A group of researchers at the Cockrell School of Engineering at The University of Texas at Austin are pursuing a plan to do something a lot of us would like to: incinerate the novel coronavirus.
The researchers plan to use a modified, electric motor-powered diesel engine that can suck up air and essentially burn up SARS-CoV-2 particles that cause COVID-19 through compression heating. If the experiment is successful, it could have major implications for protecting people from the virus in busy places like hospitals and grocery stores.
The team, led by Department of Mechanical Engineering faculty members Chris Rylander, M. Nichole Rylander and Matt Hall, aims to find the right combination of temperature and pressure to deactivate the virus and sterilize the air in large indoor areas.
"We have a way to look at what goes in the engine and what comes out, and hopefully we can incinerate the majority, if not all, of the harmful particles," Chris Rylander said.
The inspiration for the project comes from Chris Rylander's experience with fire pistons, which he regularly demonstrates in his classes during discussions of heat transfer. The device includes a small cylinder combined with a piston that is activated by someone striking it with their hands. The action quickly converts mechanical energy into thermal energy and ignites a piece of tinder to help start a fire.
Chris Rylander had the idea a few years ago that fire pistons, popular among backpackers, could be used to sterilize the air and burn up everything from viruses and bacteria to allergens. A previous experiment found that the devices had some success deactivating E. coli bacteria on surfaces, a bigger challenge than removing airborne particles because surfaces absorb some of the heat.
"That gave us hope that the idea of killing airborne pathogens in a diesel engine should work," Nichole Rylander said.
The team will aerosolize the bacteria used for the tests and have the engine suck them up. The engine in Hall’s lab is outfitted with sensors to measure important variables like temperature and pressure, and it creates the same explosive dynamic as the fire piston. Nichole Rylander's lab will measure whether the bacteria continues to grow to see how effective the engine was.
The team could have data in the next month or so, depending on when they receive funding for this project. Before scaling up the idea, they want to make sure their hypothesis that a heated, high-pressure engine can purify the air and remove coronavirus checks out.

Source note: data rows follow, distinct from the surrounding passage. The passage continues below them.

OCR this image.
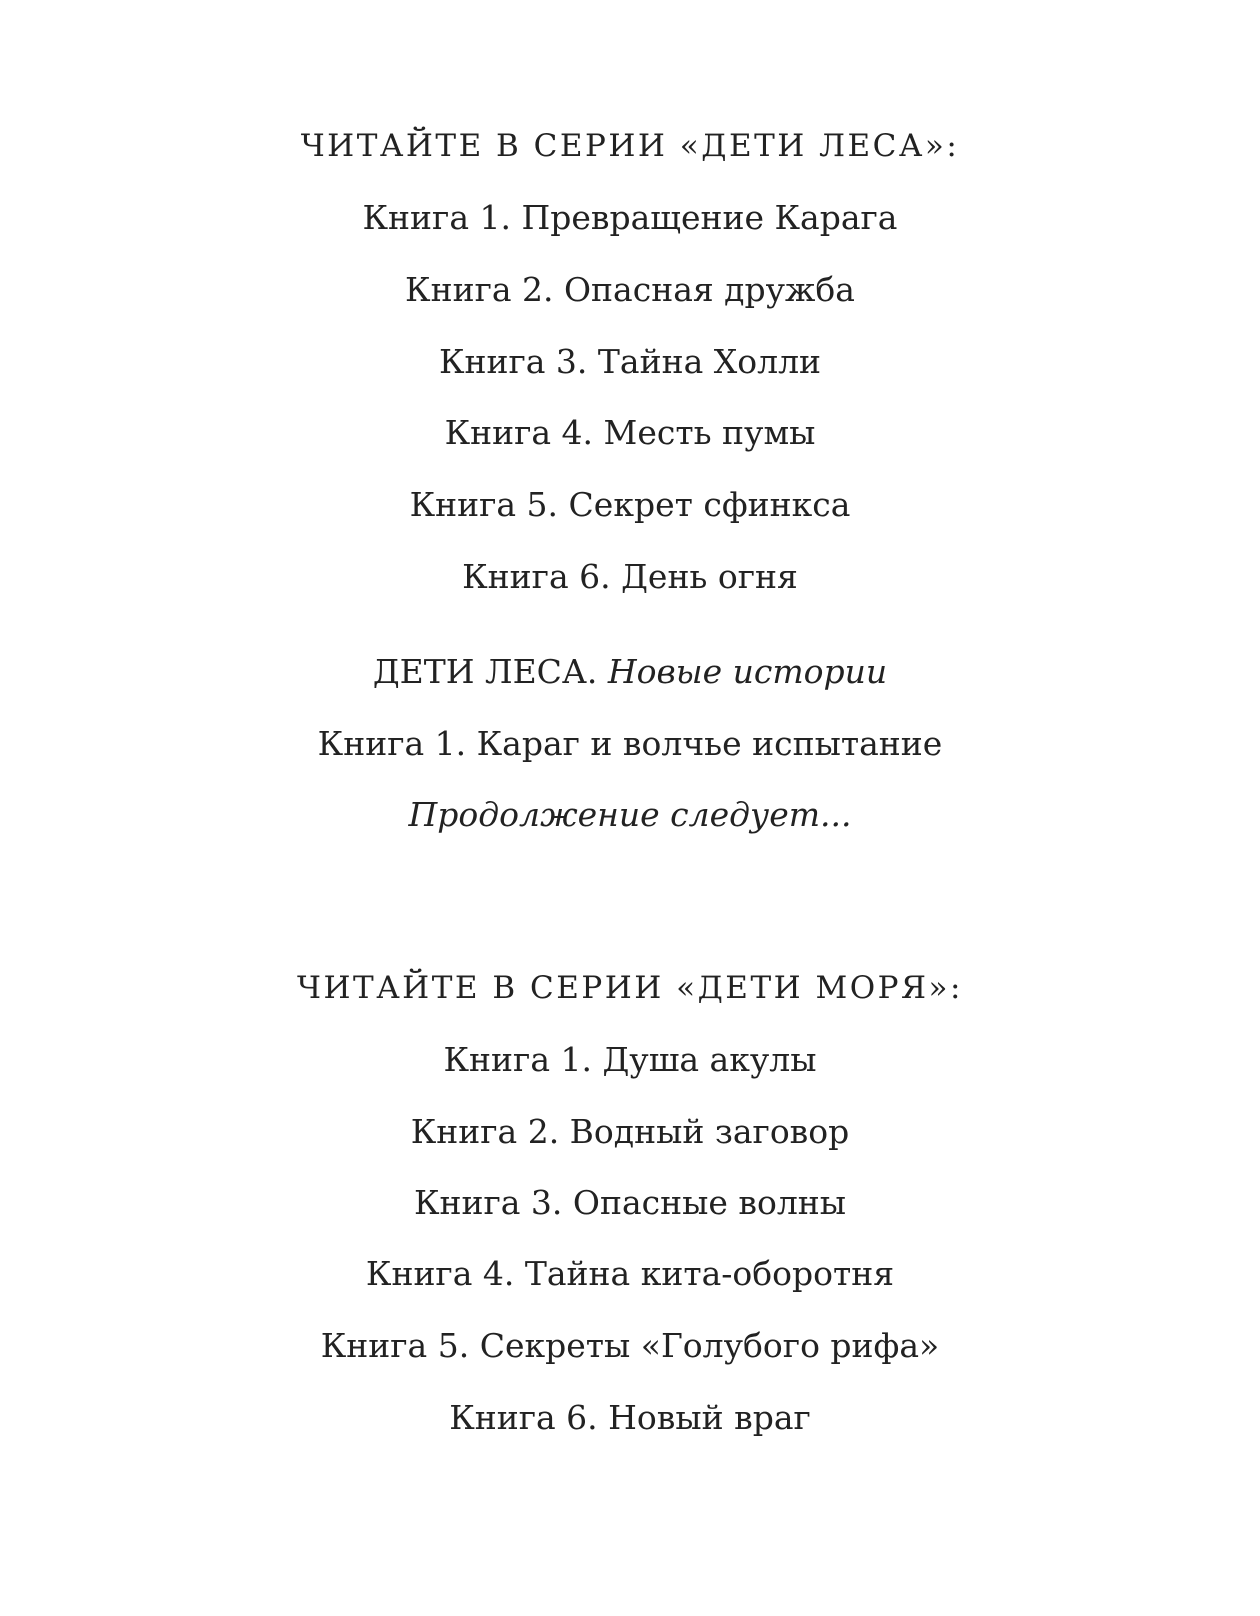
ЧИТАЙТЕ В СЕРИИ «ДЕТИ ЛЕСА»:
Книга 1. Превращение Карага
Книга 2. Опасная дружба
Книга 3. Тайна Холли
Книга 4. Месть пумы
Книга 5. Секрет сфинкса
Книга 6. День огня
ДЕТИ ЛЕСА. Новые истории
Книга 1. Караг и волчье испытание
Продолжение следует...
ЧИТАЙТЕ В СЕРИИ «ДЕТИ МОРЯ»:
Книга 1. Душа акулы
Книга 2. Водный заговор
Книга 3. Опасные волны
Книга 4. Тайна кита-оборотня
Книга 5. Секреты «Голубого рифа»
Книга 6. Новый враг
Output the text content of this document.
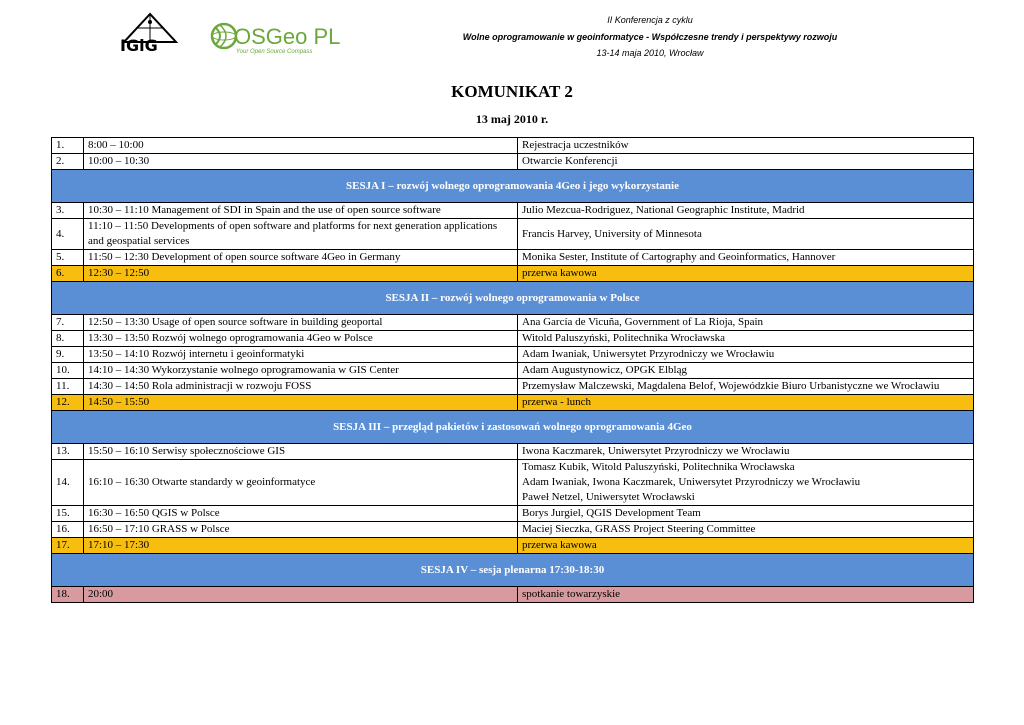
IGiG	OSGeo PL
Your Open Source Compass
II Konferencja z cyklu
Wolne oprogramowanie w geoinformatyce - Współczesne trendy i perspektywy rozwoju
13-14 maja 2010, Wrocław
KOMUNIKAT 2
13 maj 2010 r.
1.	8:00 – 10:00	Rejestracja uczestników
2.	10:00 – 10:30	Otwarcie Konferencji
SESJA I – rozwój wolnego oprogramowania 4Geo i jego wykorzystanie		
3.	10:30 – 11:10 Management of SDI in Spain and the use of open source software	Julio Mezcua-Rodriguez, National Geographic Institute, Madrid
4.	11:10 – 11:50 Developments of open software and platforms for next generation applications and geospatial services	Francis Harvey, University of Minnesota
5.	11:50 – 12:30 Development of open source software 4Geo in Germany	Monika Sester, Institute of Cartography and Geoinformatics, Hannover
6.	12:30 – 12:50	przerwa kawowa
SESJA II – rozwój wolnego oprogramowania w Polsce		
7.	12:50 – 13:30 Usage of open source software in building geoportal	Ana García de Vicuña, Government of La Rioja, Spain
8.	13:30 – 13:50 Rozwój wolnego oprogramowania 4Geo w Polsce	Witold Paluszyński, Politechnika Wrocławska
9.	13:50 – 14:10 Rozwój internetu i geoinformatyki	Adam Iwaniak, Uniwersytet Przyrodniczy we Wrocławiu
10.	14:10 – 14:30 Wykorzystanie wolnego oprogramowania w GIS Center	Adam Augustynowicz, OPGK Elbląg
11.	14:30 – 14:50 Rola administracji w rozwoju FOSS	Przemysław Malczewski, Magdalena Belof, Wojewódzkie Biuro Urbanistyczne we Wrocławiu
12.	14:50 – 15:50	przerwa - lunch
SESJA III – przegląd pakietów i zastosowań wolnego oprogramowania 4Geo		
13.	15:50 – 16:10 Serwisy społecznościowe GIS	Iwona Kaczmarek, Uniwersytet Przyrodniczy we Wrocławiu
14.	16:10 – 16:30 Otwarte standardy w geoinformatyce	Tomasz Kubik, Witold Paluszyński, Politechnika Wrocławska
Adam Iwaniak, Iwona Kaczmarek, Uniwersytet Przyrodniczy we Wrocławiu
Paweł Netzel, Uniwersytet Wrocławski

15.	16:30 – 16:50 QGIS w Polsce	Borys Jurgiel, QGIS Development Team
16.	16:50 – 17:10 GRASS w Polsce	Maciej Sieczka, GRASS Project Steering Committee
17.	17:10 – 17:30	przerwa kawowa
SESJA IV – sesja plenarna 17:30-18:30		
18.	20:00	spotkanie towarzyskie
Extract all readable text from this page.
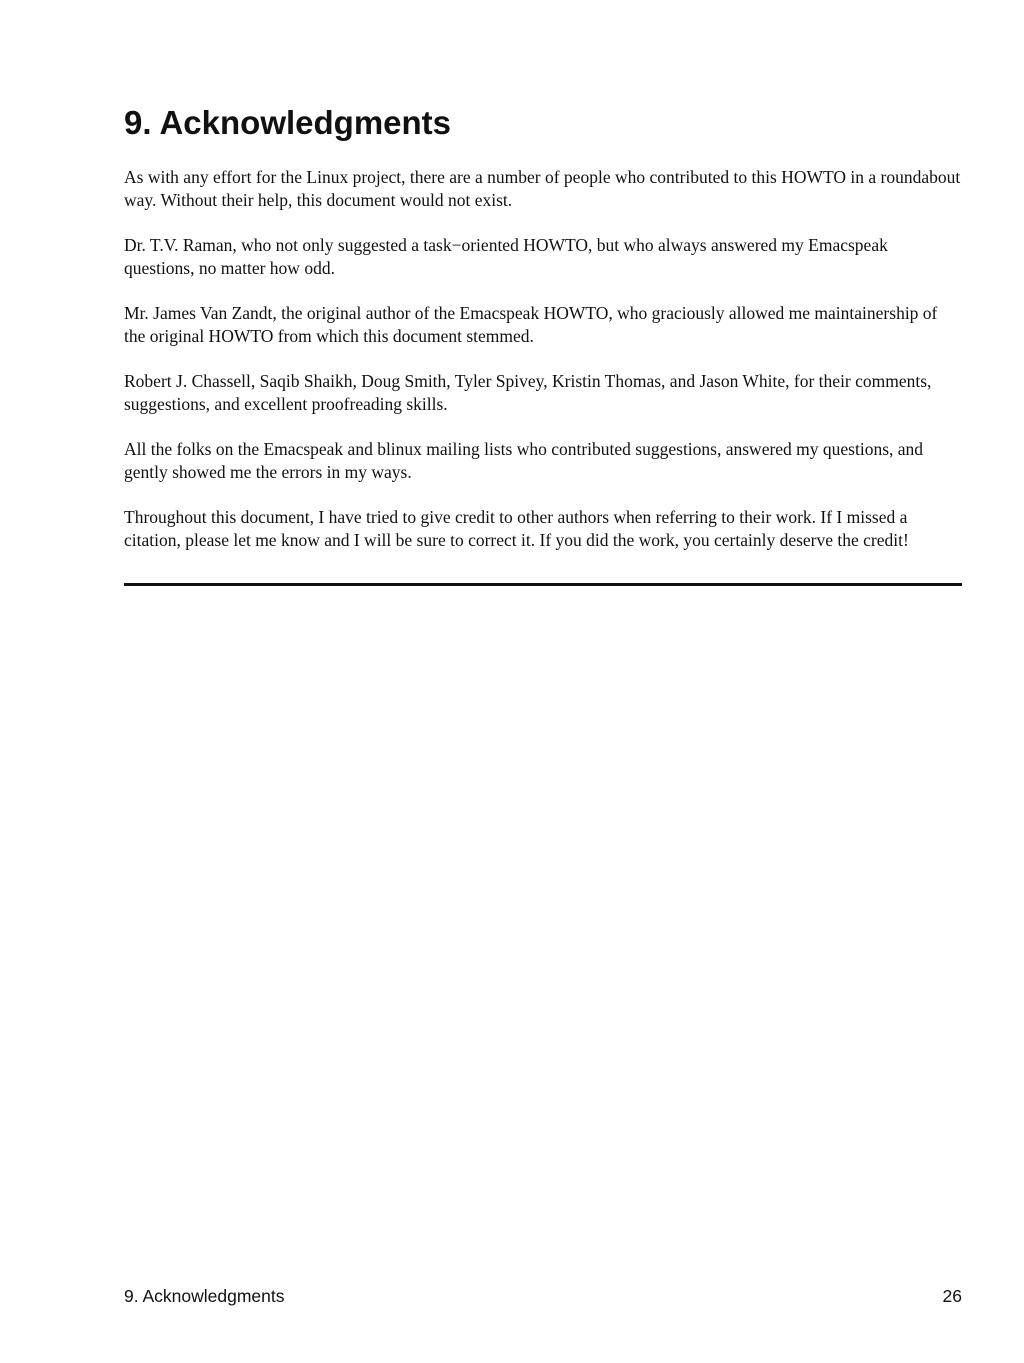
9. Acknowledgments

As with any effort for the Linux project, there are a number of people who contributed to this HOWTO in a roundabout way. Without their help, this document would not exist.

Dr. T.V. Raman, who not only suggested a task−oriented HOWTO, but who always answered my Emacspeak questions, no matter how odd.

Mr. James Van Zandt, the original author of the Emacspeak HOWTO, who graciously allowed me maintainership of the original HOWTO from which this document stemmed.

Robert J. Chassell, Saqib Shaikh, Doug Smith, Tyler Spivey, Kristin Thomas, and Jason White, for their comments, suggestions, and excellent proofreading skills.

All the folks on the Emacspeak and blinux mailing lists who contributed suggestions, answered my questions, and gently showed me the errors in my ways.

Throughout this document, I have tried to give credit to other authors when referring to their work. If I missed a citation, please let me know and I will be sure to correct it. If you did the work, you certainly deserve the credit!

9. Acknowledgments	26
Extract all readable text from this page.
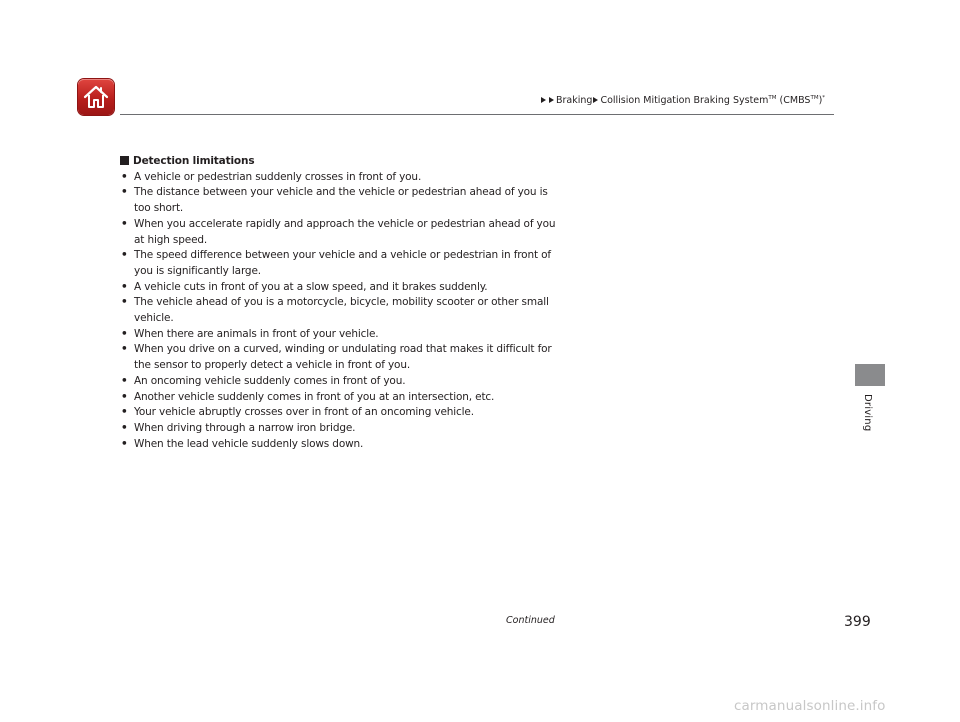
Braking Collision Mitigation Braking System™ (CMBS™)*

Detection limitations

• A vehicle or pedestrian suddenly crosses in front of you.
• The distance between your vehicle and the vehicle or pedestrian ahead of you is too short.
• When you accelerate rapidly and approach the vehicle or pedestrian ahead of you at high speed.
• The speed difference between your vehicle and a vehicle or pedestrian in front of you is significantly large.
• A vehicle cuts in front of you at a slow speed, and it brakes suddenly.
• The vehicle ahead of you is a motorcycle, bicycle, mobility scooter or other small vehicle.
• When there are animals in front of your vehicle.
• When you drive on a curved, winding or undulating road that makes it difficult for the sensor to properly detect a vehicle in front of you.
• An oncoming vehicle suddenly comes in front of you.
• Another vehicle suddenly comes in front of you at an intersection, etc.
• Your vehicle abruptly crosses over in front of an oncoming vehicle.
• When driving through a narrow iron bridge.
• When the lead vehicle suddenly slows down.
Driving
Continued	399
carmanualsonline.info
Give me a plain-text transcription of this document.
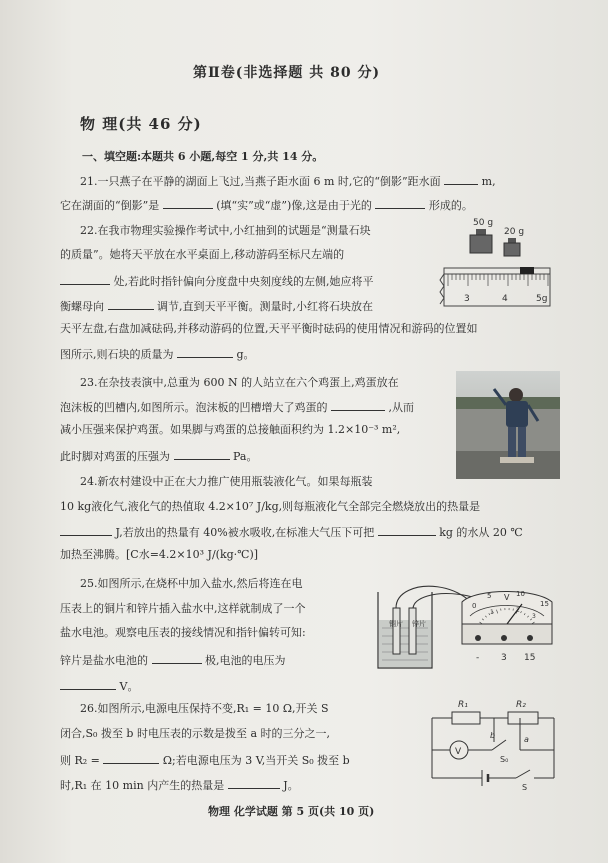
第Ⅱ卷(非选择题 共 80 分)
物 理(共 46 分)
一、填空题:本题共 6 小题,每空 1 分,共 14 分。
21.一只燕子在平静的湖面上飞过,当燕子距水面 6 m 时,它的“倒影”距水面	m,
它在湖面的“倒影”是	(填“实”或“虚”)像,这是由于光的	形成的。
22.在我市物理实验操作考试中,小红抽到的试题是“测量石块
的质量”。她将天平放在水平桌面上,移动游码至标尺左端的
处,若此时指针偏向分度盘中央刻度线的左侧,她应将平
衡螺母向	调节,直到天平平衡。测量时,小红将石块放在
天平左盘,右盘加减砝码,并移动游码的位置,天平平衡时砝码的使用情况和游码的位置如
图所示,则石块的质量为	g。
50 g
20 g
3	4	5g
23.在杂技表演中,总重为 600 N 的人站立在六个鸡蛋上,鸡蛋放在
泡沫板的凹槽内,如图所示。泡沫板的凹槽增大了鸡蛋的	,从而
减小压强来保护鸡蛋。如果脚与鸡蛋的总接触面积约为 1.2×10⁻³ m²,
此时脚对鸡蛋的压强为	Pa。
24.新农村建设中正在大力推广使用瓶装液化气。如果每瓶装
10 kg液化气,液化气的热值取 4.2×10⁷ J/kg,则每瓶液化气全部完全燃烧放出的热量是
J,若放出的热量有 40%被水吸收,在标准大气压下可把	kg 的水从 20 ℃
加热至沸腾。[C水=4.2×10³ J/(kg·℃)]
25.如图所示,在烧杯中加入盐水,然后将连在电
压表上的铜片和锌片插入盐水中,这样就制成了一个
盐水电池。观察电压表的接线情况和指针偏转可知:
锌片是盐水电池的	极,电池的电压为
V。
铜片 锌片
0
5	10
15
1	2
3
V
- 3 15
26.如图所示,电源电压保持不变,R₁ = 10 Ω,开关 S
闭合,S₀ 拨至 b 时电压表的示数是拨至 a 时的三分之一,
则 R₂ =	Ω;若电源电压为 3 V,当开关 S₀ 拨至 b
时,R₁ 在 10 min 内产生的热量是	J。
V
R₁	R₂
b	a
S₀
S
物理 化学试题 第 5 页(共 10 页)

"We really just want to test to see if it works," Chris Rylander said. "We're asking some fundamental questions that I don't think have been investigated before."
The 2-liter engine is similar to one found in a Chevy Cruze, said Hall, whose research focuses on engine combustion processes and energy sensors. It is powered by an electric motor rather than fuel. Hall's engine also includes an exhaust gas sampling system, an engine controller with his team’s customized algorithms and data acquisition equipment for measuring pressure generated by the cylinders.
An engine like Hall's could generate enough power to sterilize the air of a 2,000-square-foot space in about five hours, he said. Using a larger motor could speed up the time to sterilize an area or work on a bigger space.
"It gets hot in there; just motoring the engine you get temperatures on the order of 500 degrees Celsius," Hall said.
It's possible, the researchers say, the experiments won't work without combustion. The next option is to use a clean-burning fuel instead of electric power for the engine. While that would allow them to significantly increase the heat, and odds of killing the virus, introducing fuel byproducts into indoor areas comes with its own set of challenges.